Размер шрифта
-
+

Гостинодворцы. Купеческая семейная сага - стр. 47

Сергей нахмурился.

– Если это шутка, так очень глупая шутка.

– Какие шутки, помилуйте! – замотал головой Андрей, словно обижаясь на недоверчивость Сергея. – Всурьез для вашей милости выписана… намедни я с Гаврилой как-то разговорился… грешным делом, зашли с ним «под елку» и всю душу наизнанку выворотили.

– Что же говорил тебе Гаврила? – поинтересовался Сергей, подсаживаясь к самовару и наливая себе стакан чаю.

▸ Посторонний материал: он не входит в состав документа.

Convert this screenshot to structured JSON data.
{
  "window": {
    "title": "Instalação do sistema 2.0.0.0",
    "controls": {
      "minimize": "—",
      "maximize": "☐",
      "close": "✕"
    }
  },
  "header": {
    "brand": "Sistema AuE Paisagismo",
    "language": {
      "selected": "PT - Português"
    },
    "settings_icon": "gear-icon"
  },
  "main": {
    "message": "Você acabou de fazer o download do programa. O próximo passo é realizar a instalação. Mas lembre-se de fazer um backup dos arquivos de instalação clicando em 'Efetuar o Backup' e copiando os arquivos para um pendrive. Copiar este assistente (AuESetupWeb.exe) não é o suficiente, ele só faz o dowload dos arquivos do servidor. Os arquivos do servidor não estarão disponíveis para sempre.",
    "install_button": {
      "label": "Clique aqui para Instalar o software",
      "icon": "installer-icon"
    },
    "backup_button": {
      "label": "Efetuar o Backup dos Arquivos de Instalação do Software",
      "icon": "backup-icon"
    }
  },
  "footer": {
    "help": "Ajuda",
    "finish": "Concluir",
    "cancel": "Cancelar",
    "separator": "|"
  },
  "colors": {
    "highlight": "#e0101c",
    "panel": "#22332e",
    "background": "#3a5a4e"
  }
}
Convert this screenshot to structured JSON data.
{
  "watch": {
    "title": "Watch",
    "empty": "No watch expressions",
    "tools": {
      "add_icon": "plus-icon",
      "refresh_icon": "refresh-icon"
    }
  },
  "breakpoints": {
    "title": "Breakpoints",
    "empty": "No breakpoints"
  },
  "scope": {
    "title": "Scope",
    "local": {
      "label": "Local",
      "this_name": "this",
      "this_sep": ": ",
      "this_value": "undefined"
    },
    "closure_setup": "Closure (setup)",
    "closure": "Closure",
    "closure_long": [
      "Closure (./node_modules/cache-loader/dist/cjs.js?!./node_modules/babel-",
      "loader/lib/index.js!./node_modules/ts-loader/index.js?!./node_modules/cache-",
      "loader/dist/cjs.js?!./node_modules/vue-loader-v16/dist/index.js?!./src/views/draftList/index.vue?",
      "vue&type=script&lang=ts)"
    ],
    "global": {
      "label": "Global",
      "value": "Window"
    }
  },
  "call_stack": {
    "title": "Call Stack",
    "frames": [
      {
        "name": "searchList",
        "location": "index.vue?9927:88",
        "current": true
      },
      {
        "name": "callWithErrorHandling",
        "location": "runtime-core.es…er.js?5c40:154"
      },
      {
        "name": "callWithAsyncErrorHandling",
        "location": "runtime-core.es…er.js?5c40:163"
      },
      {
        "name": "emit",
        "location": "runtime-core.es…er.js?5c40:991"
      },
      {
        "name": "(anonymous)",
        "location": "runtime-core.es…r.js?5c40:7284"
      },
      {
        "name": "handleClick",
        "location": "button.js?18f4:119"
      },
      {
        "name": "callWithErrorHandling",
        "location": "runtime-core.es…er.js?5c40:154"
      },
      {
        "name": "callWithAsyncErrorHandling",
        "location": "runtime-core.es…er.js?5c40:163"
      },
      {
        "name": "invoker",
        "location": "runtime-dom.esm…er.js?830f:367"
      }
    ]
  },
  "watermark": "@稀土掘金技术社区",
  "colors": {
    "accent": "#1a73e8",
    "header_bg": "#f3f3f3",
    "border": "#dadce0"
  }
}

– Про разное-с, а там и хозяев коснулись… ну, тут Гаврила все начистоту выложил. Ишь сам-то, Афанасий Иваныч, сколько раз, быдто насчет вас тоись разговоры разговаривал.

– Что же именно?

– Разное-с, – уклончиво проговорил тот, – только промежду прочим такое быдто слово произнес, дескать, ученый он у меня, так думаю я его ученой какой ни на есть женить… А Жемс-то Иваныч быдто на это и говорит: «Есть, – говорит, – у меня племянница ученая, на разных языках может и всякую еографию знает», ну, Афанасий Иваныч на это и говорит Жемсу Иванычу: «Выписывай, – говорит, – может, мой дура…» Кхе, кхе… виноват!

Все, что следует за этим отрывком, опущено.